Obligation de conservation des données pour les entreprises

Désormais les entreprises sont tenues de stocker les données de connexion comme les FAI. L’affaire a commencé par un litige entre la société World Press Online (WPO) et la banque BNP- Paribas concernant un e-mail mensonger sur la société WPO envoyé en 2003 à ses partenaires commerciaux.
Suite à une enquête, l’adresse IP de l’expéditeur mène à un ordinateur dans les locaux de la banque.
WPO demande à la BNP de communiquer des informations relatives à l’identification de l’employé. Cette dernière ne réagit pas.

Dans ce contexte d’ignorance, en juillet 2004 WPO intente une action en référé devant le tribunal de commerce de Paris qui ordonne à la banque de transmettre les informations demandées sous astreinte.
La banque fait appel et elle est déboutée de son appel.
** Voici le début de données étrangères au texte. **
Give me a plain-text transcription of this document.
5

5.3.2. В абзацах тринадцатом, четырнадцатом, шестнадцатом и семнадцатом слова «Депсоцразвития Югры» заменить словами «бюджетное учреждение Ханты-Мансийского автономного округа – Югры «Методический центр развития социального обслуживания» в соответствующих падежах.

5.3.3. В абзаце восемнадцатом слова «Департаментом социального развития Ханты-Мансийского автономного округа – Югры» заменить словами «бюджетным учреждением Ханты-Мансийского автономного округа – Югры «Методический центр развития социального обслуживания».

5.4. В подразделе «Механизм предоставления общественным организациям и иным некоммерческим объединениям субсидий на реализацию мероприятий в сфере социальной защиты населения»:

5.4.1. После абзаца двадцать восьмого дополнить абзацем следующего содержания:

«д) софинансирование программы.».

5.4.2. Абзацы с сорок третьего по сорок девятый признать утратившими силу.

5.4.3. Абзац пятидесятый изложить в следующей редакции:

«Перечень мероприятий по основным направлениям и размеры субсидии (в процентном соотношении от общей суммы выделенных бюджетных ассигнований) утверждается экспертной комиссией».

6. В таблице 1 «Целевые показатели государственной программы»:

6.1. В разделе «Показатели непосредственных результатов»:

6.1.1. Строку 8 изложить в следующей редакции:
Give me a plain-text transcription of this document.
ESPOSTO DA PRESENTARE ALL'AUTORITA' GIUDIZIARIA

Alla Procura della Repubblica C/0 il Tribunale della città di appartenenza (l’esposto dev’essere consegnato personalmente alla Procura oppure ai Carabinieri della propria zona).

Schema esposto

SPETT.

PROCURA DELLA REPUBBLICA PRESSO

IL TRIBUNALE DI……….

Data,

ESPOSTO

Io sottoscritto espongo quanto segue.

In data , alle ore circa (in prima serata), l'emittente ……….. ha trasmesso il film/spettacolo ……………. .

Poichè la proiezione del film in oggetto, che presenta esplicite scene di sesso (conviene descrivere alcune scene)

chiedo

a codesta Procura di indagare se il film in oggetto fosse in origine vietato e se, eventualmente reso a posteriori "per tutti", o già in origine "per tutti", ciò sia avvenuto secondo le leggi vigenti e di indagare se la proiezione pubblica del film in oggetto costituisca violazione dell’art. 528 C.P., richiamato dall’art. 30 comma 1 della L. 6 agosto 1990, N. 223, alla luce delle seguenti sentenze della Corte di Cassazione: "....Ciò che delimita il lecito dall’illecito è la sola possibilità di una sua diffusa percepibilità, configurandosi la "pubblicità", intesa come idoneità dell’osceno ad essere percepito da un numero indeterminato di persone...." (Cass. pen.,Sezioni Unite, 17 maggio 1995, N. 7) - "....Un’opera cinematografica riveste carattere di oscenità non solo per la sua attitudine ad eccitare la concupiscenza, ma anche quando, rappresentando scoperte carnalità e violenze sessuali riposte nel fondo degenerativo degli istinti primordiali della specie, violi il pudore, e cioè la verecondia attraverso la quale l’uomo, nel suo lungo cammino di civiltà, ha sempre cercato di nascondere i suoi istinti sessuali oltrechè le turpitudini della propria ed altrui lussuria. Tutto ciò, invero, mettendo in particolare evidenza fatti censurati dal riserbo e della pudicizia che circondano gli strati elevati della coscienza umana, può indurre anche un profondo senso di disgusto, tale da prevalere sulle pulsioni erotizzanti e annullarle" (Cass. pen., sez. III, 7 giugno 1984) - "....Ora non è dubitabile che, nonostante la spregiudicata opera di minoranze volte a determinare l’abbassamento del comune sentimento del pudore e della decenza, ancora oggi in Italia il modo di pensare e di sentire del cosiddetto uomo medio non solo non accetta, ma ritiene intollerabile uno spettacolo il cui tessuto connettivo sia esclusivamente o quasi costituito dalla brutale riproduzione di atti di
En effet, la Cour d’appel de Paris par un arrêt en date du 4 février 2005 attribut à l’établissement bancaire BNP- Paribas la qualité de prestataire technique au sens de l’article 43-7 de la loi du 1er août 2000 qui a été repris dans la loi dans la confiance en l’économie numérique (LCEN) du 21 juin 2004.
Elle considère que la banque est tenue en application de l’article 43-9 de la loi du 1er août 2000 (La LCEN n’était pas encore entrée en vigueur) de détenir et de conserver les données permettant l’identification de toute personne qui a contribué à la création d’un contenu de services dont elle est prestataire, et à communiquer les données sur réquisitions judiciaires.

Les magistrats ont décidé que les entreprises doivent être soumises aux mêmes règles que les fournisseurs d’accès pour la conservation des données de connexion de leurs salariés et de la transmission sur réquisition judiciaire.

Dans son interprétation des dispositions applicables aux FAI, la Cour d’appel a considéré que le fait pour une entreprise de fournir un accès Internet à ses salariés est assimilé à la fourniture d’un accès Internet au public par un FAI.
Cette comparaison permet à un tiers d’obtenir judiciairement la communication de données à l’identification de l’auteur d’un message litigieux.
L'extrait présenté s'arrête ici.